Mr. Daniels survived bombing and fighting in the demilitarized zone in Lebanon, where one of his assignments included a 1982 film interview with Yasser Arafat, chairman of the Palestine Liberation Organization.

Mr. Daniels left Abell Communications and two years later established Piper Productions, a media production firm, in an East 25th Street rowhouse in Charles Village, where he had to work hard to overcome the prejudice of those who simply viewed him as just another photographer.

“People berate news photographers. They say, ‘Daniels, he was a news photographer. How creative can he be?’” Mr. Daniels explained in an Evening Sun interview.

The article went on to say, “For the past several years, Mr. Daniels has spent a good deal of energy turning his critics into believers, winning accounts, and collecting local and regional advertising awards.”

Mr. Daniels’ first success came when he began producing commercials for Big B Food Markets, a Baltimore chain, which earned him a 1989 Telly Award for the best TV jingle. He also did work for Muhammad Ali Sportswear, a music video for Bottom Line, and commercials for Baltimore’s Big George’s Big and Tall Men’s Shop.

Mr. Daniels filmed a national public service commercial in Las Vegas with boxer Mike Tyson and fight promoter Don King. The anti-drug spot was co-sponsored by the NAACP and Don King Productions.

Mr. Daniels produced the opening, closing and transitional scenes of “Roc,” a 1991-1994 Fox sitcom that celebrated the life of a Baltimore garbage collector.

Other honors included a New York International Festival Award and an Addy from the Advertising Club of Metropolitan Washington.

In 1998, he returned to WMAR, where he worked in creative services as director of photography and lighting, and as a visual producer, until retiring in 2008. During his years at the Rodgers Forge TV station, his work earned him a Videographer Award of Excellence in 2000; The ALPHA Award for Best TV Station ID; and in 2007, the national Capital Chesapeake Bay Emmy as director of photography for WMAR’s “Good Morning Maryland” broadcast.

“He was there before I came and he definitely was the finest video photographer I ever ran into at the TV station,” said George Ward, who worked at WMAR as a news photographer and engineer for 26 years before retiring in 2003. “Plus, he was an outstanding individual who had a very cheerful disposition. He was a fun guy to be around and very talented and was clearly an absolute pro beyond comparison.”

According to a biographical profile: “In photography, Reggie is extremely critical of his work and strives for perfection.

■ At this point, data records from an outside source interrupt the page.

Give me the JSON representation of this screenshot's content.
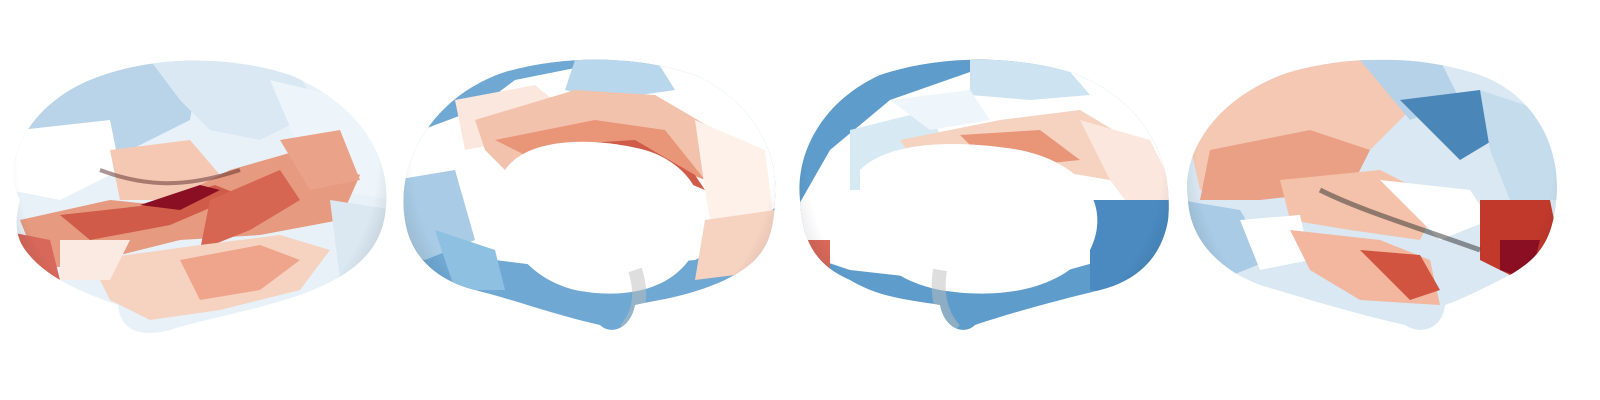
{
  "figure": {
    "description_visible_text": "",
    "colormap": {
      "name": "diverging-red-blue",
      "negative_strong": "#2f73b0",
      "negative_mid": "#7fb3d8",
      "negative_light": "#d7e8f3",
      "neutral": "#ffffff",
      "positive_light": "#f7d3c1",
      "positive_mid": "#e89072",
      "positive_strong": "#c0392b",
      "positive_max": "#8b0f22",
      "medial_wall": "#f5f5f5",
      "shading": "#9a9a9a"
    },
    "views": [
      {
        "id": "lh-lateral",
        "hemisphere": "left",
        "view": "lateral"
      },
      {
        "id": "lh-medial",
        "hemisphere": "left",
        "view": "medial"
      },
      {
        "id": "rh-medial",
        "hemisphere": "right",
        "view": "medial"
      },
      {
        "id": "rh-lateral",
        "hemisphere": "right",
        "view": "lateral"
      }
    ]
  }
}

If anyone has ever been present while he works, they can be prepared to spend an hour watching him get every dust particle off a picture before he frames it.”

Mr. Daniels who moved to Ormond Beach 12 years ago, enjoyed horseback riding, and spending days at the beach, boating and fishing. He was also an avid music fan, particularly of modern jazz. Favorite artists included Miles Davis, John Coltrane, Art Blakey, Shirley Horn and Poncho Sanchez.

Because of the coronavirus pandemic, plans for a memorial service are incomplete.

Mr. Daniels is survived by his wife of 26 years, the former Bobbi Lynne Champney; two daughters, Piper-Leigh Daniels of Baltimore and Emily Mace of Los Angeles; two stepsons, Nicholas Mace of Annapolis and Marc Mace of Killeen, Texas; a stepdaughter, Jena Rathell of Port Orange, Florida; two sisters, Freda Daniels of Baltimore and Judy Daniels of Philadelphia; and eight grandchildren. Earlier marriages to the former Tonya Bundara and Joyce Jefferson ended in divorce.